Despite an early surge in oil prices after Hurricane Zeta threatened oil production in the Gulf of Mexico, crude oil closed the week with a 10% loss.
Falling for a third consecutive day on Friday, the 1.56% decline in North American trading, means that crude oil prices are posting their worst monthly loss since March.
Baker Hughes U.S. Rig Count Rises Again
Pushing oil prices lower today was a flurry of bad news for the commodity. Importantly, the number of oil rigs in the United States increased weekly by 10 to 221. This makes the Baker Hughes U.S. rig count post a sixth consecutive week of gains. However, despite the rise, total oil and gas rigs in the United States are still down by 526 compared to this time last year.
Increased Oil Production
Elsewhere, a Reuters survey found OPEC oil output has increased for a fourth consecutive month in October. The 13 members of OPEC produced an average of 24.59 million barrels per day (bpd) in October, up 210,000 bpd from September’s output and a further move away from the three-decade low hit in June. However, Libya is one of the OPEC members exempted from a deal by OPEC+ to curb supply and a restart of more Libyan installations and higher Iraqi exports are offsetting the agreed production curbs from OPEC.

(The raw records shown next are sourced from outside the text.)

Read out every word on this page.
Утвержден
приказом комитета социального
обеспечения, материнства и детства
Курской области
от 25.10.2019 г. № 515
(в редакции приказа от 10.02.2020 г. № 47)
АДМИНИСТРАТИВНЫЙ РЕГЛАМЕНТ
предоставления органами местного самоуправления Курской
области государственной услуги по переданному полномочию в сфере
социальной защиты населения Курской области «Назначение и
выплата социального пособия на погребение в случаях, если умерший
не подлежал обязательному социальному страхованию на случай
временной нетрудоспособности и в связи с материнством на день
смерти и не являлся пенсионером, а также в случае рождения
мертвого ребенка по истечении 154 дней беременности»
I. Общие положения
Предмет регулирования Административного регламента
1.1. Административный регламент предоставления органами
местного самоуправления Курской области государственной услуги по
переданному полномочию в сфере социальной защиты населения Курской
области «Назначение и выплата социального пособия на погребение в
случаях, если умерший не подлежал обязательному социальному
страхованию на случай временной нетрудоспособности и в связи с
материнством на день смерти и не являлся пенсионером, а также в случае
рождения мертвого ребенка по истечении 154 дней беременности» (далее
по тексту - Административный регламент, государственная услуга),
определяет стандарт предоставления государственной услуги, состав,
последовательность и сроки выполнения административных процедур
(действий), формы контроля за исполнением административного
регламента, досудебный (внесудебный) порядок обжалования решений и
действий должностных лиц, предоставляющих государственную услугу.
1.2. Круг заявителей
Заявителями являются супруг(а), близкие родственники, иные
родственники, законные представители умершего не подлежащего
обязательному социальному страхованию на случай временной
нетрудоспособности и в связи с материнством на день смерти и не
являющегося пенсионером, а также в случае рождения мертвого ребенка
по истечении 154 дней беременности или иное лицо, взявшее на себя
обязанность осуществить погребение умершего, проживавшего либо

Adding more concern over increasing production was news on Friday of Western Europe’s Biggest Oilfield Set To Increase Production. The Johan Sverdrup oilfield in part of the North Sea controlled by Norway is set to increase its oil production this year after the Norwegian government raised the fourth quarter production permits.
Lundin holds 20 percent in the oilfield and its Chief Executive Alex Schneiter said on a call with analysts.
“During November, we will be further testing capacity at Johan Sverdrup, and we expect that we will be able to show that we can produce above 470,000 boed,”
Finally, as parts of Europe enter into lockdown once more, and the US COVID-19 infection rate soars, concerns over reduced demand continue to weigh upon investors.